Eighth International Conference on HRD Research and Practice - Call for papers

27 Jun 2007
29 Jun 2007

I received the call for papers for the Eighth International Conference on HRD Research and Practice across Europe. This year the conference is hosted by the Oxford Brookes University. This year's theme is 'Globalisation versus Glocalisation: implications for HRD?'. The call for papers is attached to this post. More information can be found on the conference-website. I have been to the last conferences in Limerick, Leeds and Tilburg. I have always had great fun and met interesting people. What I like about the conferences is hearing about actual research of HRD-researchers in the field. In general the learning perspective takes a prominent role in the paper presentations. And: good news is that the PhD-workshop that I organised last year in Tilburg is scheduled again!

On-the-job learning styles in the nursing profession

Last week I attended the public defense of Marjolein Bering’s dissertation. Her dissertation is about On-the-job learning styles in the nursing profession. It is well-written (accessible writing style!), and combines qualitative (what and how do nurses learn?) and quantitative research methods (development of an instrument to measure nurses’ on-the-job learning styles). Some research findings that I found particulary interesting:

Three popular self-report questionnaires such as the Kolb’s Learning Style Inventory are critically reviewed (p. 41). Her findings comprise:

  • If you want to learn more about how people learn at work, don’t ask directly about learning: “In most questionnaires people are asked directly about learning. However, the word ‘learning’ conveys the wrong message.
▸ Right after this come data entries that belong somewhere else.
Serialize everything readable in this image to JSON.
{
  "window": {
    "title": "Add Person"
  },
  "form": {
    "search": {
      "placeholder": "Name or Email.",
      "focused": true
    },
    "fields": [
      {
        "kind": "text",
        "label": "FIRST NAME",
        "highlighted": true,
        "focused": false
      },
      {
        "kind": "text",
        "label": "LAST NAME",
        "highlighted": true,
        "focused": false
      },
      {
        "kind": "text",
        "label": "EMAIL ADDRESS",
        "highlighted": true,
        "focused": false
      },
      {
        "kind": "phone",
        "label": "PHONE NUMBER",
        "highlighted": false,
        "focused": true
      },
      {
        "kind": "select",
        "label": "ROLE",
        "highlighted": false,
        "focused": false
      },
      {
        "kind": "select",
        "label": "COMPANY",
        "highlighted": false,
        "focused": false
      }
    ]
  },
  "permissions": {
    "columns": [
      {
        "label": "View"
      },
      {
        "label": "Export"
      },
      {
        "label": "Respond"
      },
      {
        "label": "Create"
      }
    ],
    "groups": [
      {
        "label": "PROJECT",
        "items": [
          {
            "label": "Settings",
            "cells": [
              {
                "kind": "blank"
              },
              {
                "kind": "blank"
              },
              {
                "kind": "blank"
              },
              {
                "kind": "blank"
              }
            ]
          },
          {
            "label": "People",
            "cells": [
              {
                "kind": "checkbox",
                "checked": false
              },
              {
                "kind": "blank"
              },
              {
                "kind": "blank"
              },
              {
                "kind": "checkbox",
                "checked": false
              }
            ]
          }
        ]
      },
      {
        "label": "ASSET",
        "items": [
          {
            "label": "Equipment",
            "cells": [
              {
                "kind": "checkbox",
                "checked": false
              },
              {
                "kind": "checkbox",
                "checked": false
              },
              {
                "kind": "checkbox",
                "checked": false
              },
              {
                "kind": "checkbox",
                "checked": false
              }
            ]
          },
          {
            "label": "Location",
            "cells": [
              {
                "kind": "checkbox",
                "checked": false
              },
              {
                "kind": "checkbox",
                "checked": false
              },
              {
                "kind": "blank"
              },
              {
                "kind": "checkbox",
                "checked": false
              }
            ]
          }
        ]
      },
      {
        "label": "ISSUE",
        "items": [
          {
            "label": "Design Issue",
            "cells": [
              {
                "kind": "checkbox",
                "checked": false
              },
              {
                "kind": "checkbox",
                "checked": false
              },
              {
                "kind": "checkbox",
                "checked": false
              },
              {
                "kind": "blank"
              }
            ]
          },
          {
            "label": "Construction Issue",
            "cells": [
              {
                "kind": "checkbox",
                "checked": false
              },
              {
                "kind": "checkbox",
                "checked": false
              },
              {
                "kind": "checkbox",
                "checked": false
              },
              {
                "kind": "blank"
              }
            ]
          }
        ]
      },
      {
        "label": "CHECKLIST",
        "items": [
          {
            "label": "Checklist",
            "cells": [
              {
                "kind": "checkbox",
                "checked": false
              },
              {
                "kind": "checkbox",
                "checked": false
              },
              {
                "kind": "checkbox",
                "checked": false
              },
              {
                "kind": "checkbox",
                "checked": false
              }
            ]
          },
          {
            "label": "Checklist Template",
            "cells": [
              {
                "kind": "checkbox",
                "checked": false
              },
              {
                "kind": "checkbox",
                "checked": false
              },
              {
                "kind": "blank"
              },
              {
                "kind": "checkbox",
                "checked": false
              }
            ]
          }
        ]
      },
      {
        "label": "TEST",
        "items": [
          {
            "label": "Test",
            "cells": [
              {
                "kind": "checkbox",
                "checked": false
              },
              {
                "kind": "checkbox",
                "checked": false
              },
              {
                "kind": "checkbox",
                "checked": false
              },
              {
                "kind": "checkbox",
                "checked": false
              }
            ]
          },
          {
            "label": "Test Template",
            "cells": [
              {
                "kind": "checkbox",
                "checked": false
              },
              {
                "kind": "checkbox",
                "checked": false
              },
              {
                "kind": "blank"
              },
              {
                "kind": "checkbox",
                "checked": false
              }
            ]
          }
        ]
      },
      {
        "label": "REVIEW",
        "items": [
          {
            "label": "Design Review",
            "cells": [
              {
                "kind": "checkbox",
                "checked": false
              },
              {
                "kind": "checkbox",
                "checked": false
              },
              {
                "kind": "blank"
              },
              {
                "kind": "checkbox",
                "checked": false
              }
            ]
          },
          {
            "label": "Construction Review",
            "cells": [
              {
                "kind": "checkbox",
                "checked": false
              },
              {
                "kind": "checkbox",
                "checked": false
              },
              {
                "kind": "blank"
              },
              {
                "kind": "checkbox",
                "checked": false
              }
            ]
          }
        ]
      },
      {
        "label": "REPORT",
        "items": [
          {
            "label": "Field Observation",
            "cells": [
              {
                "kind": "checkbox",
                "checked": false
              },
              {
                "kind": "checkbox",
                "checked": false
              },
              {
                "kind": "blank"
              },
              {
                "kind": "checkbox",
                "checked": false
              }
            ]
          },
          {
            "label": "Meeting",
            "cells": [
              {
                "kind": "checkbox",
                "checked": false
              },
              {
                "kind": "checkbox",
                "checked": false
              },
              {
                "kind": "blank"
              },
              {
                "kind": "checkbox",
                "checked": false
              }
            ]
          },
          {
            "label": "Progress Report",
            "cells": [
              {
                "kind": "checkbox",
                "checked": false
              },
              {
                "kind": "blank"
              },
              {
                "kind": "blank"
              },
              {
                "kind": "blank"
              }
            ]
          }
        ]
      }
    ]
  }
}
Employees start thinking about courses the attended, books they read, coaching they received and so on”. Whereas on-the-job-learning is more than this…
  • When you want to learn how people learn, ask them to take a specific situation in mind: “Respondents are not instructed to think of a given context when filling out the questionnaire and thus, the influence of the specific learning situation is ignored”.
  • The social aspects of learning need to be taken into account. This is not the case in the three questionnaires under study.

I especially like the guidelines she found for research into workplace learning. In chapter 4 she gives an overview methods that are used in on-the-job-learning research and derives a set of guidelines from this. In the last chapter she described to what extent she followed these guidelines herself. There are 7 guidelines. E.g. guidelines 1 and 5 (p. 72): Future on-the-job learning researchers:

  • 1. Pay attention to on-the-job learning in terms of the nature of the task itself, the cultural and social relations that characterize the workplace, and the experiences and social world of the participants;
  • 5. Are explicit about the role they themselves play in the research (informant, passionate participant, activist, reflexivist).

Berings, M. (2006). On-the-job learning styles, conceptualization and instrument development for the nursing profession. Doctoral dissertation Tilburg University.